I’m watching my son Brennin sleep in a tangle of blankets, one leg thrust defiantly from the covers, and I notice the occasional twitch as he falls into a deeper sleep. Tonight I feel the urge to look at him, really look, and it seems right before my eyes he is growing so fast. He is snoring while I look at his hair and its many hues of blond. It’s getting long but I don’t want to cut it, not yet. I’m already seeing his back elongate with very non-little boy muscles; I don’t want to hasten this process of growing. He has scars on his back from the summer, small dots from the fall off of the trampoline on one shoulder, like a cluster of stars. He refused to wear pajamas to bed, instead, opting for his favorite board shorts.

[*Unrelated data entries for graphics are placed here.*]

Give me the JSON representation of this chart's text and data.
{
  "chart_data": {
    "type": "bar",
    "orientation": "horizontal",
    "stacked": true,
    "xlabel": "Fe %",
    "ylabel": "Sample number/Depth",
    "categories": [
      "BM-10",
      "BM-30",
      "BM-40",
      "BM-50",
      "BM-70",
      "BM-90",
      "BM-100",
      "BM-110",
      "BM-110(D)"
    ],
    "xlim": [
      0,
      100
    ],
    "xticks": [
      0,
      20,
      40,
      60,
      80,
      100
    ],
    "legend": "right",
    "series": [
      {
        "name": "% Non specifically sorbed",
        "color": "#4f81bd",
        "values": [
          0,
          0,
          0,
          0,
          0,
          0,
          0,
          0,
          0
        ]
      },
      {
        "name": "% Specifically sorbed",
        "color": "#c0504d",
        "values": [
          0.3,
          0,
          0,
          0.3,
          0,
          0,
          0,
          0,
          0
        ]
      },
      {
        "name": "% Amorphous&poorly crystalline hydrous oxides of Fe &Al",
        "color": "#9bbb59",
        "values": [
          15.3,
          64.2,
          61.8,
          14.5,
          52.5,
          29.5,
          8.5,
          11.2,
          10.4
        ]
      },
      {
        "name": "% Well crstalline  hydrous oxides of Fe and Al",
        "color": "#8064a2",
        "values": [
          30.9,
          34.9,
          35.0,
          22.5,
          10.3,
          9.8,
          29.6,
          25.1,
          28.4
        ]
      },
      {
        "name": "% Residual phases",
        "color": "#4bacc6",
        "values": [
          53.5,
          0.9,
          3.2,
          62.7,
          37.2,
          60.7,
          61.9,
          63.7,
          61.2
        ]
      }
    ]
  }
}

I feel as if he’s some displaced surfer child who washed up on my shore. I am laughing at this image in my head, as we have just had a huge history-making flood in the wild Colorado mountains where we live.
I also find it funny that one of the mantras I have adopted in the past year is to “be water.” I needed to be willing to move through the channels and flow over rocks and work with the current of my own life instead of building a dam against it. I haven’t listened lately. Ever since this whole flood situation started, I’ve been damming up my feelings about it. Until now, when I am in a safe space to let my floodgates open.
It took me two nights and nearly three days to get home to my son because of the closed roads. It felt like a demilitarized zone with all of the National Guard hummers and Chinooks circling overhead. My son was safe with his grandparents. The house was high enough from the floodwaters. I didn’t really sstart stressing out until he asked me over the phone, “Mommy, when are you coming home? I need you to come home.” I spent those three days feeling wracked with guilt for leaving for school that morning. The river looked high and slightly unstable but I couldn’t have known that in two hours or less, the water would rise by feet, not inches.
It was an odd juxtaposition of lives, skulking around the downtown Fort Collins area with people living normally, and inside of my head all I could think of was how and when I was going to get to my son who was 45 minutes away. Being relatively new in the area, I didn’t know a lot of people. For an entire day, I fought a surge of panic because I literally had nowhere to go. Sitting and nursing what was probably my eighth cup of coffee, an irrational surge of helpless isolation came strong and subsided under a sluice of rational thought. I had offers of couches and places to stay from random strangers. I toughened up my thoughts a little more as I realized that there were so many people who by virtue of a giant raging river, their homes were torn out from underneath them. The roadways were flooded out. There were those who truly had nowhere to go. No homes left. Even though I had to deal with an uncertain future, I told myself “You’re okay!” “Suck it up!”
I can’t quite describe the overwhelming mix of feelings I had when my little guy came tearing down the hallway and clung to me like a little monkey when I got home. We went to the devastation areas, and hiked around in the still-falling rain, looking where the roads had just…disappeared. It was a humbling sight. I thought that Brennin would be afraid but he scanned the area with the same joyful curiosity he observed the rest of the world with. We searched for white quartz rocks along the dirt where it was safer, and he sang “The Itsy Bitsy Spider” and jumped in puddles. I took stock of blessings, this boy of mine being one of them. I marveled at it all.
The best way that I can describe the devastated roadways is this: it’s as if a great force shook the road like it was a ribbon or piece of fabric, making it ripple in the same way someone would make ripples in a tablecloth to shake the crumbs off of it. There are places that the water has settled in such a way that you might never know a road existed there in the first place. It is entirely erased. I can’t help but go back and look at the missing road just down from our driveway. The sun shines nowadays, and the beauty of the rushing water is an eerie calm against the stark contrast of the jagged peaks of the broken pavement. For all of its sturdy construction that trustily led me home each day, it was no match for the surging river. The water found its obstacle, and by just being itself, it went over it, undercutting the dirt and mire, until it forcibly broke through as if it was a brittle toothpick. Reflecting with a humble and grateful heart, I now understand how powerful it can be to “just” be water.